- Leader: Monica McWilliams Pearl Sagar
- Founded: 1996
- Dissolved: 2006
- Ideology: Non-sectarianism

= Northern Ireland Women's Coalition =

The Northern Ireland Women's Coalition (NIWC) was a minor cross-community political party in Northern Ireland from 1996 to 2006.

The NIWC was founded by Catholic academic Monica McWilliams and Protestant social worker Pearl Sagar to contest elections to the Northern Ireland Forum, the body for all-party talks which led to the Belfast (Good Friday) Agreement.

The party campaigned principally around the fact that it was led by women, declining to take a position on whether Northern Ireland should be part of the United Kingdom or a United Ireland. It did not identify as feminist.

== History ==
===Creation and growth===
The creation of the NIWC is usually traced back to a meeting over dinner between Avila Kilmurray, a former trade union official and former director of the Community Foundation for Northern Ireland, and McWilliams in April 1996. The pair discussed ways in which women could be "written into, rather than out of" the Northern Ireland peace process. Working with the Northern Ireland Women's European Forum, they unsuccessfully lobbied the Northern Ireland Office to require parties to submit gender-balanced lists for the Northern Ireland Forum elections. Having failed, the NIWC was hastily assembled to contest the election.

Around 150 women attended the first NIWC meeting, and subsequent meetings regularly attracted up to 60 people. Meetings were held in Belfast on a fortnightly and later weekly basis to debate positions, facilitated by rotating chairs. After a year, the NIWC developed a constitution that provided for the election of a 12–15 member executive committee to make policy decisions: two representatives from each county, plus the party's elected representatives as ex officio members. Additional members could be co-opted to maintain the cross-community balance. Monthly meetings continued to be open to the full membership.

In the 1996 Forum elections, McWilliams, Sagar and eight other Coalition candidates secured 7,731 votes (1.03%). They did not win any constituency seats, but under a 'top-up' mechanism to ensure the representation of minor parties, they were awarded two seats, taken by McWilliams and Sagar. They attended the negotiations dominated by the other 108 representatives and supported (but did not, as often reported, sign) the ensuing intergovernmental Good Friday Agreement. The NIWC successfully introduced amendments on mixed housing, the inclusion of women in public life, special initiatives for young people affected by the conflict, recognition of the links between reconciliation and mixed housing and integrated education, and the promotion of a culture of tolerance. The NIWC also advocated the creation of a Civic Forum for Northern Ireland, which was included in the Agreement and set up in 2000.
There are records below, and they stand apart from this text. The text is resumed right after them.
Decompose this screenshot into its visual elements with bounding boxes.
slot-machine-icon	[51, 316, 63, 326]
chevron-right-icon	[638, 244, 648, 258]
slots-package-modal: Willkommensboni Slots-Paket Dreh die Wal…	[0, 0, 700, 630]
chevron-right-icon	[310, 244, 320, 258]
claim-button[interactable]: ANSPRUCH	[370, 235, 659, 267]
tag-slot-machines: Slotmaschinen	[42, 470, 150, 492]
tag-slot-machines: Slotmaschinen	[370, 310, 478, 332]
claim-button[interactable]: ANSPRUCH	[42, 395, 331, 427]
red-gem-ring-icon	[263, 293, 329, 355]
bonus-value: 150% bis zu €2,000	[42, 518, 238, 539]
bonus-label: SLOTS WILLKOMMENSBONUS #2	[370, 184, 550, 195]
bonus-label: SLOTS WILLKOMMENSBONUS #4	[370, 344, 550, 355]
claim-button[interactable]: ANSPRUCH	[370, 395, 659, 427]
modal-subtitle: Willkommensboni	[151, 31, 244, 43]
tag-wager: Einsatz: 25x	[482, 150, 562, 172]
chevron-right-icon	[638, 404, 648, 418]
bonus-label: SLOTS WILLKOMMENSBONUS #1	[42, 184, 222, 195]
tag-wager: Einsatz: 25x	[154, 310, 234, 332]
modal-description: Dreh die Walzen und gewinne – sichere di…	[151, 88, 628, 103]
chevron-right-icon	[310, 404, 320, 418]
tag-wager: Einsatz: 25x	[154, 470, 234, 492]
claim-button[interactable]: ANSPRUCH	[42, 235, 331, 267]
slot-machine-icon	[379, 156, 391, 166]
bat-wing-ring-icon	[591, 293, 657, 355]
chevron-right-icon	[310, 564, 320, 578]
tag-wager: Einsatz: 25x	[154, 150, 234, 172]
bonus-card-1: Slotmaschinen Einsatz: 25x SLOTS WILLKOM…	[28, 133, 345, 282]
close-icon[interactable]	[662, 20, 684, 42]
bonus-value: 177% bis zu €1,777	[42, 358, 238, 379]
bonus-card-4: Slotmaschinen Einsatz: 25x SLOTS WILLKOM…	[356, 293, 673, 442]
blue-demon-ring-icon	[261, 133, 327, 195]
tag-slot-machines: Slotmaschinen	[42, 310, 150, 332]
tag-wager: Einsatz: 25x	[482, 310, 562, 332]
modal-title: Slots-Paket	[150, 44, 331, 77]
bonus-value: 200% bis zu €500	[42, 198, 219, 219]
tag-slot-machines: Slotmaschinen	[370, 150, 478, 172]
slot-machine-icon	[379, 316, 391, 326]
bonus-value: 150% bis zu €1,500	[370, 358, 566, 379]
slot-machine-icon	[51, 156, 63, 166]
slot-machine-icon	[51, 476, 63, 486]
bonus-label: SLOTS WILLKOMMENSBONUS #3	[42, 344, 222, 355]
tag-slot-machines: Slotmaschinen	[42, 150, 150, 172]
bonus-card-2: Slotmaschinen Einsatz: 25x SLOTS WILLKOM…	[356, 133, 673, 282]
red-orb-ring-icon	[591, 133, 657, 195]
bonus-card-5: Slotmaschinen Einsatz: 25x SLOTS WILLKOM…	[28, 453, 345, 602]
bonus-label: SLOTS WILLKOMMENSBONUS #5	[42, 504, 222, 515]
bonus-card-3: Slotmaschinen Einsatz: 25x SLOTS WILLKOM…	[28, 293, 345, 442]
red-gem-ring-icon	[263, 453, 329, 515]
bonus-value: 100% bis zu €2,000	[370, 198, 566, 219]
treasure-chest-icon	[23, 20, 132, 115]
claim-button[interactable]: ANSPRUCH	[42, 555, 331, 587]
===Post-Agreement political involvement===
The NIWC fielded three candidates in the 1997 United Kingdom general election, collecting a total of 3,024 votes. In the 1998 Northern Ireland Assembly election, the NIWC secured 13,018 votes (1.6%) and McWilliams, representing South Belfast, and Jane Morrice, representing North Down, were elected to the inaugural Northern Ireland Assembly. Some academics have speculated that the NIWC's existence forced other party leaders to pay more attention to women's interests in their campaigning during the election. The main parties put forward higher numbers of women in response to the advent of the NIWC, motivated by fear that votes for female candidates would go to the NIWC.

In the 2001 Northern Ireland local elections, the party secured 3,301 votes (0.4%) and one council seat. McWilliams stood unsuccessfully as a candidate in the 2001 United Kingdom general election, securing 2,968 votes in South Belfast (7.8%).

===Decline and dissolution===
At its 2002 conference, the NIWC boasted of being "the only women's party in the world that has elected representatives – that is quite some achievement". By 2003, however, both NIWC MLAs had lost their seats in the 2003 Assembly elections, where the party's vote fell to 5,785 votes (0.8%). The party subsequently held "a frank, honest and constructive discussion" about whether to continue, eventually resolving that it would not wind up. Its electoral fortunes did not recover. The party's last remaining elected representative lost her seat on North Down Borough Council in 2005, where the NIWC secured 0.1% of the Northern Ireland vote.

The party never contested another election. On 11 May 2006, the Women's Coalition was formally wound up at a function held in Belfast.